Fan-filmed video footage of VENOM INC., the new band featuring original VENOM members Jeff “Mantas” Dunn (guitar) and Anthony “Abaddon” Bray (drums) alongside ex-VENOM bassist/vocalist Tony “Demolition Man” Dolan, performing on October 13 in Zagreb, Croatia can be seen below.
In a recent interview with Canada’s The Metal Voice, Dunn stated about how VENOM bassist/vocalist Conrad “Cronos” Lant feels about VENOM INC.‘s existence and whether he has tried to stop VENOM INC. from using the “VENOM” name: “I don’t know [how he feels about it]. And at the end of the day, [our band’s full name is] VENOM INC. – IRON & STEEL. The fans know who he is, the fans know who we are. In this band, you have the two founder members of [VENOM].”
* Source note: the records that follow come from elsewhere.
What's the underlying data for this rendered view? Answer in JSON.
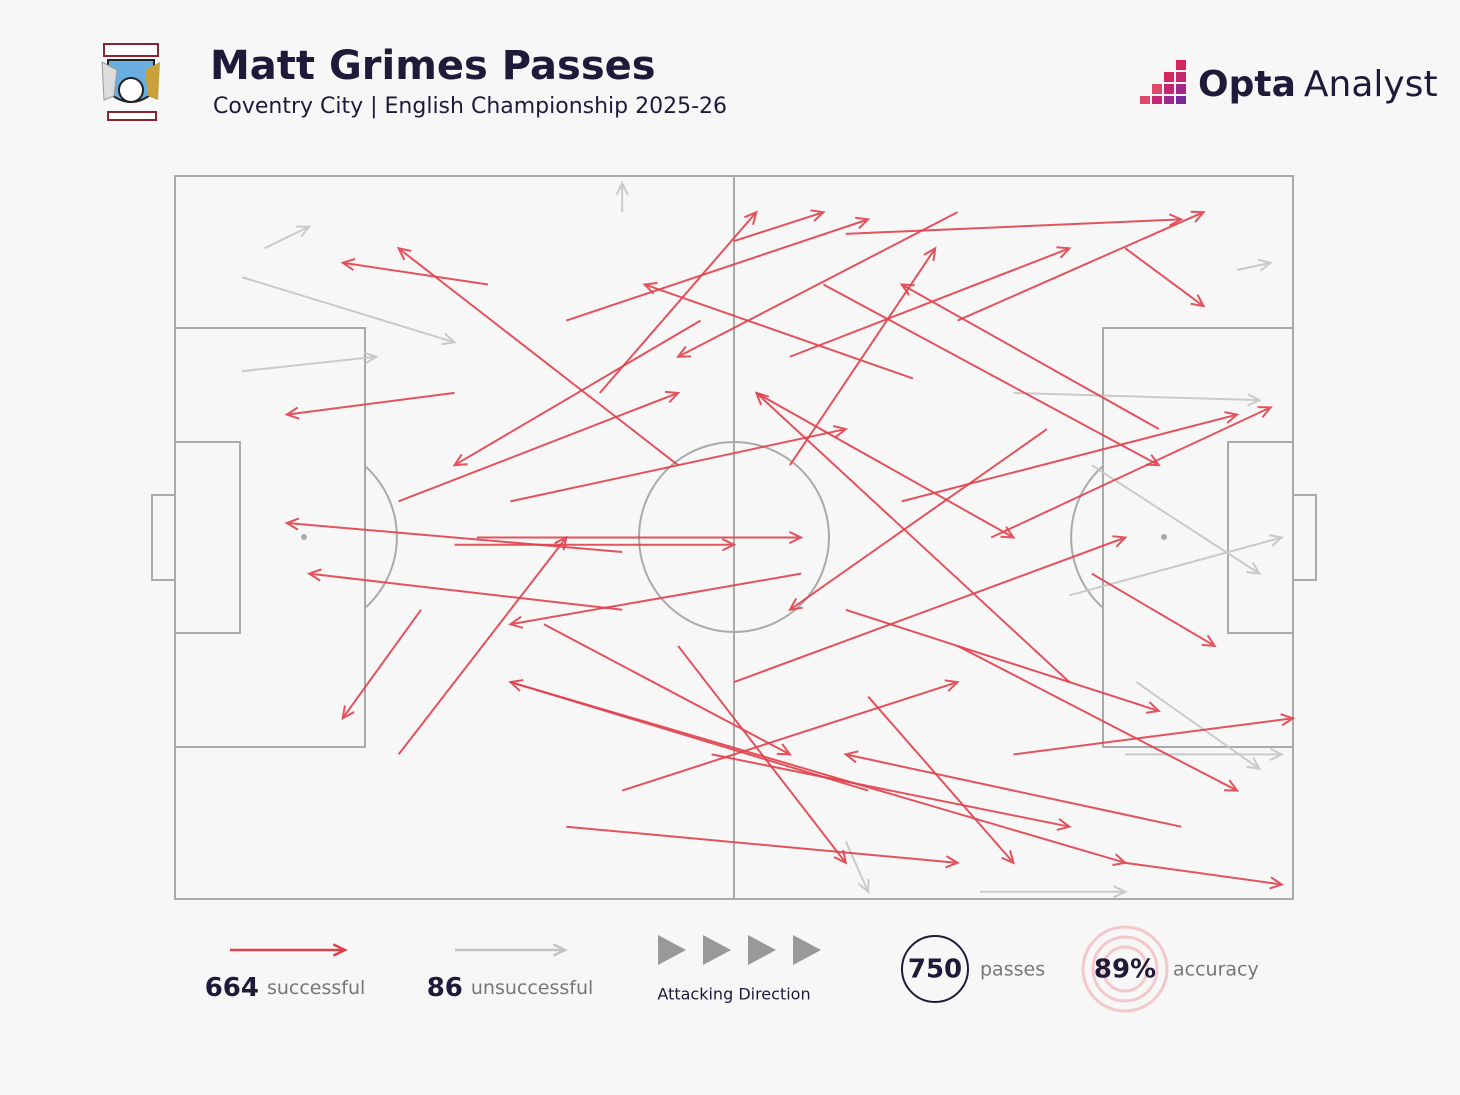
{
  "brand": {
    "word1": "Opta",
    "word2": "Analyst"
  },
  "chart_data": {
    "type": "pass-map",
    "title": "Matt Grimes Passes",
    "subtitle": "Coventry City | English Championship 2025-26",
    "xlim": [
      0,
      100
    ],
    "ylim": [
      0,
      100
    ],
    "series": [
      {
        "name": "successful",
        "count": 664,
        "color": "#e0404d",
        "passes": [
          [
            25,
            51,
            50,
            51
          ],
          [
            27,
            50,
            56,
            50
          ],
          [
            40,
            52,
            10,
            48
          ],
          [
            50,
            9,
            58,
            5
          ],
          [
            60,
            8,
            90,
            6
          ],
          [
            55,
            25,
            80,
            10
          ],
          [
            30,
            70,
            85,
            95
          ],
          [
            45,
            40,
            20,
            10
          ],
          [
            38,
            30,
            52,
            5
          ],
          [
            70,
            20,
            92,
            5
          ],
          [
            20,
            80,
            35,
            50
          ],
          [
            35,
            90,
            70,
            95
          ],
          [
            60,
            60,
            88,
            74
          ],
          [
            75,
            80,
            100,
            75
          ],
          [
            65,
            45,
            95,
            33
          ],
          [
            80,
            70,
            52,
            30
          ],
          [
            25,
            30,
            10,
            33
          ],
          [
            40,
            60,
            12,
            55
          ],
          [
            50,
            70,
            85,
            50
          ],
          [
            62,
            85,
            30,
            70
          ],
          [
            85,
            95,
            99,
            98
          ],
          [
            55,
            40,
            68,
            10
          ],
          [
            35,
            20,
            62,
            6
          ],
          [
            70,
            65,
            95,
            85
          ],
          [
            48,
            80,
            80,
            90
          ],
          [
            22,
            60,
            15,
            75
          ],
          [
            90,
            90,
            60,
            80
          ],
          [
            52,
            30,
            75,
            50
          ],
          [
            30,
            45,
            60,
            35
          ],
          [
            66,
            28,
            42,
            15
          ],
          [
            45,
            65,
            60,
            95
          ],
          [
            78,
            35,
            55,
            60
          ],
          [
            82,
            55,
            93,
            65
          ],
          [
            28,
            15,
            15,
            12
          ],
          [
            58,
            15,
            88,
            40
          ],
          [
            40,
            85,
            70,
            70
          ],
          [
            73,
            50,
            98,
            32
          ],
          [
            47,
            20,
            25,
            40
          ],
          [
            88,
            35,
            65,
            15
          ],
          [
            33,
            62,
            55,
            80
          ],
          [
            62,
            72,
            75,
            95
          ],
          [
            20,
            45,
            45,
            30
          ],
          [
            85,
            10,
            92,
            18
          ],
          [
            56,
            55,
            30,
            62
          ],
          [
            70,
            5,
            45,
            25
          ]
        ]
      },
      {
        "name": "unsuccessful",
        "count": 86,
        "color": "#c4c4c4",
        "passes": [
          [
            8,
            10,
            12,
            7
          ],
          [
            6,
            14,
            25,
            23
          ],
          [
            6,
            27,
            18,
            25
          ],
          [
            75,
            30,
            97,
            31
          ],
          [
            82,
            40,
            97,
            55
          ],
          [
            86,
            70,
            97,
            82
          ],
          [
            80,
            58,
            99,
            50
          ],
          [
            60,
            92,
            62,
            99
          ],
          [
            72,
            99,
            85,
            99
          ],
          [
            85,
            80,
            99,
            80
          ],
          [
            95,
            13,
            98,
            12
          ],
          [
            40,
            5,
            40,
            1
          ]
        ]
      }
    ],
    "direction_label": "Attacking Direction",
    "total": {
      "value": 750,
      "label": "passes"
    },
    "accuracy": {
      "value": 89,
      "value_label": "89%",
      "label": "accuracy"
    }
  }
}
He continued: “I don’t wanna get into this whole political thing, but every band who’s got a frontman who is iconic, [the fans] look at the frontman as ‘that’s the band.’ Not true. [Cronos] was the last person to join VENOM — at my invitation. I met him at a girlfriend’s friend’s house. And we needed a rhythm guitarist — that’s what we needed. We didn’t need a vocalist; we had a vocalist. We needed a rhythm guitarist, because our rhythm guitarist had left. Essentially, we were, what? Two guitars, bass, drums and vocals — so we were a five-piece in the initial stages. So the rhythm guitarist left. I met this guy. I’d never met him before. He said he was a guitarist; he had long hair; he was into metal; he worked at Impulse Studios owned by David Wood, founder of] Neat Records. I had been there and walked out with my tail between my legs, because, at that point, me and the other guys who I had around in the band, we couldn’t afford to do a demo. So it was, like, ‘Hmm, that might be an inroad.’ So he was invited to a rehearsal, he came in as a rhythm guitarist, and the bass player left, as bands do. By default, he took over bass, and then I wrote ‘Live Like An Angel (Die Like A Devil)’. And the idea for that song was… I said to him, ‘Can you sing?’ And he was, like, ‘I’ll give it a go.’ So the idea was that Clive Archer, our original singer, was gonna go off stage and do a costume change and come back on for ‘Shizo’.”
Dunn added: “A lot of these songs were written before he joined the band. And this is what people don’t realize… And the other thing that people don’t realize is… I’ll say this. In 2005, my mother was seriously ill and I lost her… I lost my mother at the end of that year. My mind wasn’t on music, it wasn’t on fucking a band’s name or anything like that. And I had already made my exit. Those things went on, and I was, like, ‘That’s it.’ And [Cronos] called me. It was something to do with a license coming back for an album, which we were then gonna pass to Sanctuary Records. And I was just, like, ‘My mind isn’t on this. It’s gotta be on family. And I don’t care. I really don’t care what happens with this fucking album. Put it wherever the hell you want.’ And it was during the course of that conversation [that] he said, ‘Are you okay with me continuing VENOM?’ [And I said], ‘Yeah.’ Is it a decision I regret? Yes. Because, looking back, if my head had been right, if my head had been screwed on at that point, I would have said, ‘I think we should just bury it now.'”
Said Bray: “But then, legally, he didn’t ask me, and the name of the band, originally, was put together by the two of us. So if he had legal standing, he’s asked one person, [and] you have to ask the other person. ‘Cause I would have said no. And that’s why he didn’t ask me, ’cause I would have said, ‘No, I’m not okay with it.'”
ASked whether Cronos has a possible legal case in wanting to stop VENOM INC. from using the VENOM name, Bray said: “No. The only thing he’s got, if we have a legal argument about it, is the recent longevity. He’s got [a period of several years] where he’s been putting [stuff out and playing shows], so people know that’s VENOM. And that’s fair enough; we’re not disputing that. None of us are disputing that. But we’re saying is we have got what we’ve got and everybody knows what it’s about and everybody understands it. And when we said, ‘Let’s call it IRON & STEEL,’ everybody went, ‘But you’re VENOM. You’re VENOM.’ Everybody else said it. And we went, ‘It’s really nice to hear.'”
Dunn, Bray and Dolan released three albums as VENOM between 1989 and 1992 — “Prime Evil” (1989), “Temples Of Ice” (1991) and “The Waste Lands” (1992).
The classic lineup of VENOM — Lant, Dunn and Bray — is often credited with kickstarting the whole black metal movement, but is more accurately seen an early example of extreme metal.
VENOM‘s second album, 1982’s “Black Metal”, was a major influence on on the early Norwegian black metal scene.